Мифология разъединенных и даже исчезающих феноменов пространства и времени включала в себя и феномен не только отделенного от тела, но полностью исчезающего Я. Тема «украденной» личности появилась у Ивана Шмелева, в его «Рассказе бывшего человека» (1924). Его лирический герой на берегу Океана кричит и голоса своего не слышит, только видит, как плывут над ним тучи, «и в ветре сеется пустота»: «Вы спрашиваете, что у меня украли… Все украли. Меня самого украли»[610].
Здесь Шмелеву словно вторит Алексей Ремизов с юродивой жалобой: в Париже «ребятишки отняли денежку», но с важным пояснением: «неразменное отнимают» — отнимают все[611].
В течение длительного пребывания вне России «неразменная» (цельная) личность либо утверждала себя и укреплялась, либо девальвировалась и как будто исчезала вовсе.
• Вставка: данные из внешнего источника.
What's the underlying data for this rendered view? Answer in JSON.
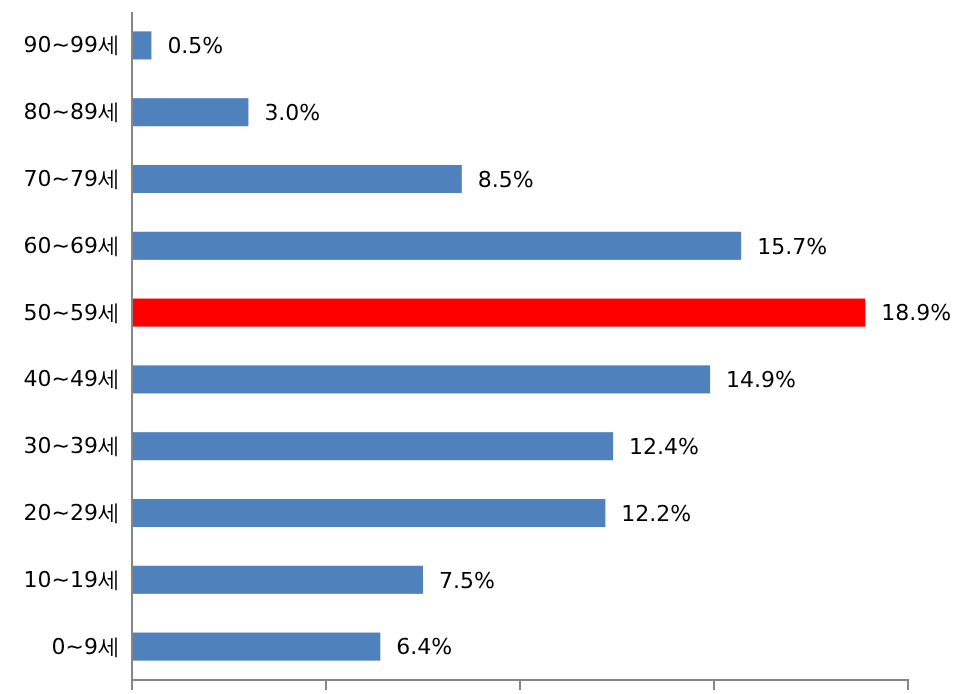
{
  "chart_data": {
    "type": "bar",
    "orientation": "horizontal",
    "categories": [
      "90~99세",
      "80~89세",
      "70~79세",
      "60~69세",
      "50~59세",
      "40~49세",
      "30~39세",
      "20~29세",
      "10~19세",
      "0~9세"
    ],
    "values": [
      0.5,
      3.0,
      8.5,
      15.7,
      18.9,
      14.9,
      12.4,
      12.2,
      7.5,
      6.4
    ],
    "colors": [
      "#4f81bd",
      "#4f81bd",
      "#4f81bd",
      "#4f81bd",
      "#ff0000",
      "#4f81bd",
      "#4f81bd",
      "#4f81bd",
      "#4f81bd",
      "#4f81bd"
    ],
    "value_labels": [
      "0.5%",
      "3.0%",
      "8.5%",
      "15.7%",
      "18.9%",
      "14.9%",
      "12.4%",
      "12.2%",
      "7.5%",
      "6.4%"
    ],
    "xlim": [
      0,
      20
    ],
    "xticks": [
      {
        "value": 0,
        "label": null
      },
      {
        "value": 5,
        "label": null
      },
      {
        "value": 10,
        "label": null
      },
      {
        "value": 15,
        "label": null
      },
      {
        "value": 20,
        "label": null
      }
    ],
    "tick_labels": "y",
    "grid": false
  }
}
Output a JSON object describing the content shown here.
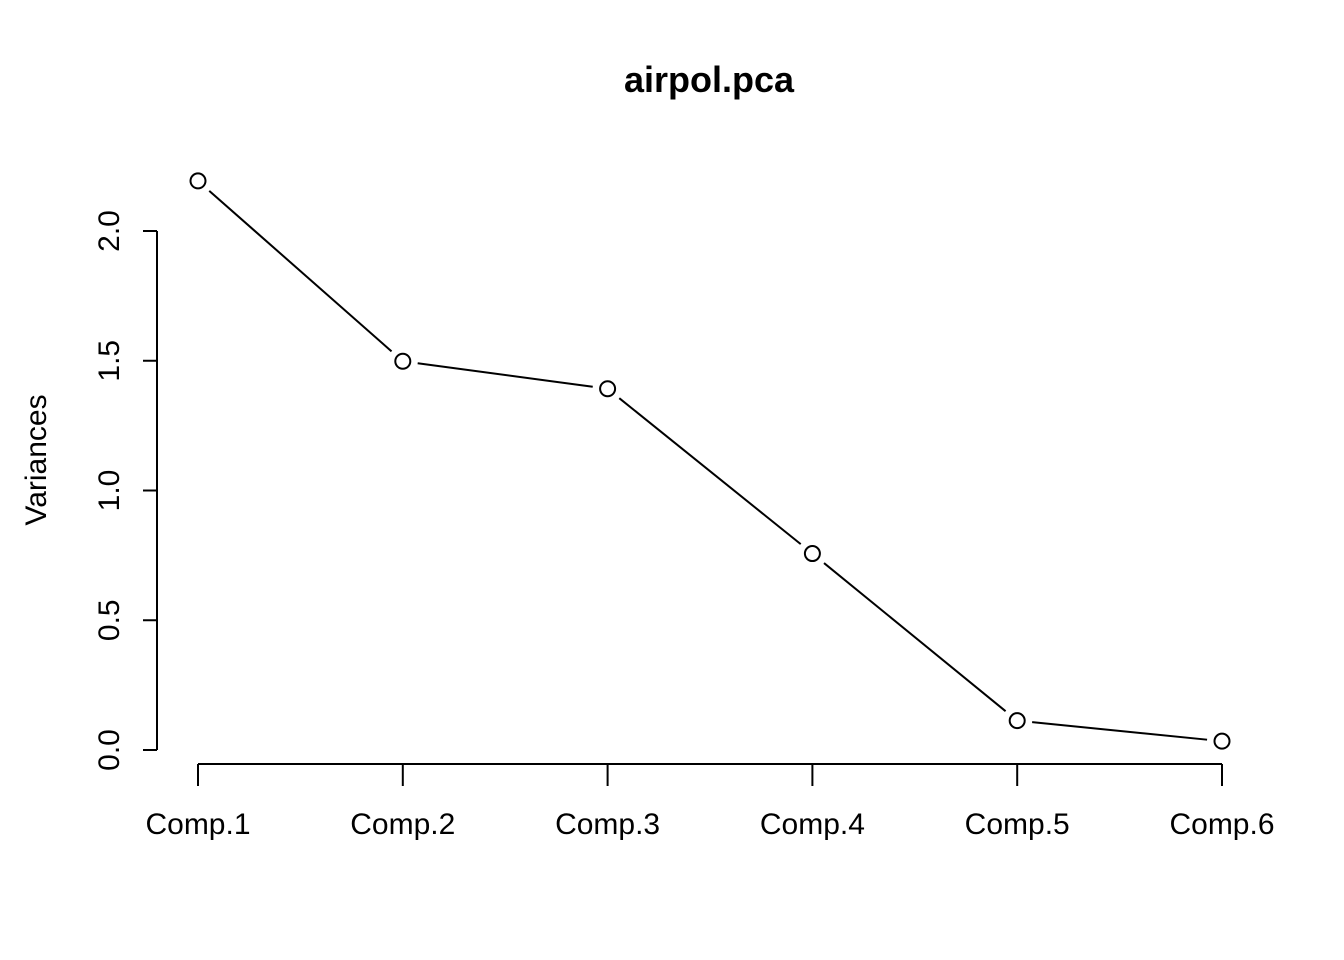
{
  "chart_data": {
    "type": "line",
    "title": "airpol.pca",
    "xlabel": "",
    "ylabel": "Variances",
    "categories": [
      "Comp.1",
      "Comp.2",
      "Comp.3",
      "Comp.4",
      "Comp.5",
      "Comp.6"
    ],
    "values": [
      2.193,
      1.498,
      1.392,
      0.757,
      0.113,
      0.034
    ],
    "ylim": [
      0,
      2.0
    ],
    "yticks": [
      "0.0",
      "0.5",
      "1.0",
      "1.5",
      "2.0"
    ],
    "grid": false,
    "legend": "none",
    "marker": "open-circle",
    "line_color": "#000000"
  }
}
В первом случае русский взгляд Другого не только сохранялся, но и обогащался новыми, другими аспектами; во втором был близок к исчезновению, то есть к ассимиляции. И тогда, говоря словами Александра Эткинда, именно ассимиляция «губила» в человеке путешественника, меняя «культурную модель в соответствии с реальностью Другого»[612].